Hagamos un ejercicio mental. Eres el jugador más determinante de tu equipo esta temporada. Marcas goles importantes, das asistencias en momentos clave, el equipo funciona mejor cuando tú estás en el campo. Tu recompensa: no ir al Mundial. Eso, en esencia, es lo que le acaba de pasar a Joao Pedro con la selección de Brasil. Y sí, es de locos.
Joao Pedro no tuvo una temporada cualquiera con el Chelsea. Fue el jugador más desequilibrante del equipo en los momentos que importaban. En una plantilla llena de talento y con los problemas estructurales que han tenido los blues en los últimos años, el brasileño fue el tipo que aparecía cuando había que aparecer. Goles, presencia, liderazgo técnico. El tipo que hace que el equipo parezca mejor de lo que es cuando está en el campo.
Dorival Júnior tiene a Ancelotti en el banquillo y una generación de jugadores extraordinaria.
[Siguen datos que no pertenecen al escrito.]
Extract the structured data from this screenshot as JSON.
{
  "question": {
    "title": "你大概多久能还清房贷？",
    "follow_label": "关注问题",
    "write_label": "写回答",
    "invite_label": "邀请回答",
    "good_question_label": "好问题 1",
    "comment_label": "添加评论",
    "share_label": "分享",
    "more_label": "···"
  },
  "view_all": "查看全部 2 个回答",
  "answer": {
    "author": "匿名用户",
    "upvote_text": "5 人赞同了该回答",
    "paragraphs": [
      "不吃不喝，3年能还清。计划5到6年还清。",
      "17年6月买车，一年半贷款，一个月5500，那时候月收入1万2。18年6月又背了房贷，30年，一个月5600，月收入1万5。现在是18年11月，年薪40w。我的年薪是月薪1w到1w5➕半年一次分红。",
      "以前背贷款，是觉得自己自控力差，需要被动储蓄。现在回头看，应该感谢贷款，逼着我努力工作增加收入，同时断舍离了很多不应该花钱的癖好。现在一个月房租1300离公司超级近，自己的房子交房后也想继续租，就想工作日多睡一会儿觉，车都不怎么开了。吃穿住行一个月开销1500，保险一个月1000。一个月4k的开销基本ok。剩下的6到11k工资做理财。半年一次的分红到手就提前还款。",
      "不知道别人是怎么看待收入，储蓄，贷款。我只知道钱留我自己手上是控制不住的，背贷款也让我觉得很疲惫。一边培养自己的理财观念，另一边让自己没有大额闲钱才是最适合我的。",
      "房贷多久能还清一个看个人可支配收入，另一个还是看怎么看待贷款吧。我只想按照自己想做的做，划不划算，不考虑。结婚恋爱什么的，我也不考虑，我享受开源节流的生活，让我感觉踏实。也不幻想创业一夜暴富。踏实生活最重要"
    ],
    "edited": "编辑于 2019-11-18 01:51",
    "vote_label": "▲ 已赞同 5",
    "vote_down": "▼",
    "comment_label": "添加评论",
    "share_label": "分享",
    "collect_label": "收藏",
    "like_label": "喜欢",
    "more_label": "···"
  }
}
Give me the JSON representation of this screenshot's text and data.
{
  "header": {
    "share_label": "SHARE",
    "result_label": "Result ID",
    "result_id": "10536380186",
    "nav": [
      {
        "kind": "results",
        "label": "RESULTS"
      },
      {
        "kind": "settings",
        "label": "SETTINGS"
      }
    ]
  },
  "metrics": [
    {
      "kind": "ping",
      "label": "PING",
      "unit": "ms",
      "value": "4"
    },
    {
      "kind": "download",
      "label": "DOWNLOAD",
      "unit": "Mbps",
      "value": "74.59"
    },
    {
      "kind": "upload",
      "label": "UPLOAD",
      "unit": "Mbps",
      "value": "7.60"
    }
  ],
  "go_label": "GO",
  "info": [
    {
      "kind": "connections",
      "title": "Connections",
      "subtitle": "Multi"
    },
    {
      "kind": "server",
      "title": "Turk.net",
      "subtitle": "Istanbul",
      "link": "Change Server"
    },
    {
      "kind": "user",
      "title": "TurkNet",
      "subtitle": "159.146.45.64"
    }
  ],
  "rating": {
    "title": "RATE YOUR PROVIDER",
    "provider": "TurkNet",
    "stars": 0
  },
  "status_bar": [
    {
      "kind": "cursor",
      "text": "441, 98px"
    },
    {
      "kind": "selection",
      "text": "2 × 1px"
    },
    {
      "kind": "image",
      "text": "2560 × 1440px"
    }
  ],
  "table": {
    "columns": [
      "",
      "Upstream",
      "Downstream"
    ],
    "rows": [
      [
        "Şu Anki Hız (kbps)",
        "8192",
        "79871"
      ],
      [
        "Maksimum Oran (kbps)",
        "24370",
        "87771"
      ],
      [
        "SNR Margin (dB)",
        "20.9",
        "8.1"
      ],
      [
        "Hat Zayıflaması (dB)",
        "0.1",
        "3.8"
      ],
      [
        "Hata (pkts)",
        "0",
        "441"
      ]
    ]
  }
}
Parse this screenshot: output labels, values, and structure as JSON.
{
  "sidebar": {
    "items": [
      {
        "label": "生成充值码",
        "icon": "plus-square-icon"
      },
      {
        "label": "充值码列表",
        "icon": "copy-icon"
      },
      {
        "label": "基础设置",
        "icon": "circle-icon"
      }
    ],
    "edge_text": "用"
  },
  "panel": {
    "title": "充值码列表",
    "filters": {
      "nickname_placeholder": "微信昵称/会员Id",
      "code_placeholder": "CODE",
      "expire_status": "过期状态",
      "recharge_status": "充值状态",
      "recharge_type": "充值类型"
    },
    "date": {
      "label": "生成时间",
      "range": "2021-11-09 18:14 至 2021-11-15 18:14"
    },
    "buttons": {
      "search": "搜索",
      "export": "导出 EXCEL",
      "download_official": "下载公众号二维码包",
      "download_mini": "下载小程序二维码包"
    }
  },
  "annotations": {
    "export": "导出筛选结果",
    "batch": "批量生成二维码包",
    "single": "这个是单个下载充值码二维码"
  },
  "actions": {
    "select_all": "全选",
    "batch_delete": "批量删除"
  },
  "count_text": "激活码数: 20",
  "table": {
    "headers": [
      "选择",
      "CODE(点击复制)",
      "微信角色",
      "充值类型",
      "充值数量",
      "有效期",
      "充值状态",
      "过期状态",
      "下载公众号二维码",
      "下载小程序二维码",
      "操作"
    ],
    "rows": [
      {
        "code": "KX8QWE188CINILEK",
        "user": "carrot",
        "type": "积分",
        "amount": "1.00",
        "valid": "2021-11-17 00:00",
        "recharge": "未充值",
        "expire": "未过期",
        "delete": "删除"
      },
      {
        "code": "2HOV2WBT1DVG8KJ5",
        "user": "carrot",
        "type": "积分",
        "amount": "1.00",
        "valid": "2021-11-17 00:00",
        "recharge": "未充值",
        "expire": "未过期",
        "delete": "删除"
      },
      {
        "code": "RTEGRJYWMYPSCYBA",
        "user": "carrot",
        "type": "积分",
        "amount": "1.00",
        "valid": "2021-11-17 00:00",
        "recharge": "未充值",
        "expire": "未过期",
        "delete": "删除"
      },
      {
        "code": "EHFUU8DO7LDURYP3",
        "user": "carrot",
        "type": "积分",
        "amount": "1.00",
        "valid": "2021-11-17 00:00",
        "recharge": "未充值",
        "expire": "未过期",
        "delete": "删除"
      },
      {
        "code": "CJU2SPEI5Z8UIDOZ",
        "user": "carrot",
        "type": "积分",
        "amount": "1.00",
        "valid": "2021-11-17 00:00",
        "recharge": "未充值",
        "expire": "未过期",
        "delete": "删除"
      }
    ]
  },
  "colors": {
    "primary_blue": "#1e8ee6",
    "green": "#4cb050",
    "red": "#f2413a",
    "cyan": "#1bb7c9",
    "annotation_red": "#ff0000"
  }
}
Vinicius, Rodrygo, Neymar (de vuelta), Endrick, Raphinha... el talento ofensivo de Brasil para este Mundial es absurdo. Quizás desde ahí se puede entender la decisión: hay tantas opciones por delante que Joao Pedro, siendo muy bueno, se queda fuera por saturación de talento en su posición.
Pero aun así, es difícil de digerir. Cuando el criterio de selección no tiene en cuenta el rendimiento reciente en el club, algo falla. Joao Pedro mereció al menos una convocatoria. Lo que hizo esta temporada en la Premier League lo justificaba.
Como si no tuviera suficiente con quedarse sin Mundial, Joao Pedro tiene ahora que gestionar su futuro en un verano que promete ser turbulento. El Barcelona le considera "fantástico y necesario". El Chelsea le tiene como "pieza crucial del proyecto". El problema es que Joao Pedro juega en el Chelsea, tiene contrato, y el club inglés no quiere venderle.
Fabrizio Romano ha usado su escala máxima de complicación: "muy, muy complicado". En idioma Romano, eso significa que esto dura hasta agosto con cuatro giros de guión mínimo. Dos clubes que se necesitan mutuamente para cerrar otros traspasos, un jugador en medio sin poder moverse, y el mercado de verano haciendo lo que mejor sabe hacer: volvernos locos.
Si eres Joao Pedro, vives el verano más raro de tu vida: sin Mundial, viendo cómo dos gigantes se pelean por ti, y tú sin poder moverte del sitio. El mayor mercado del mundo es, a veces, la cárcel más cara del planeta.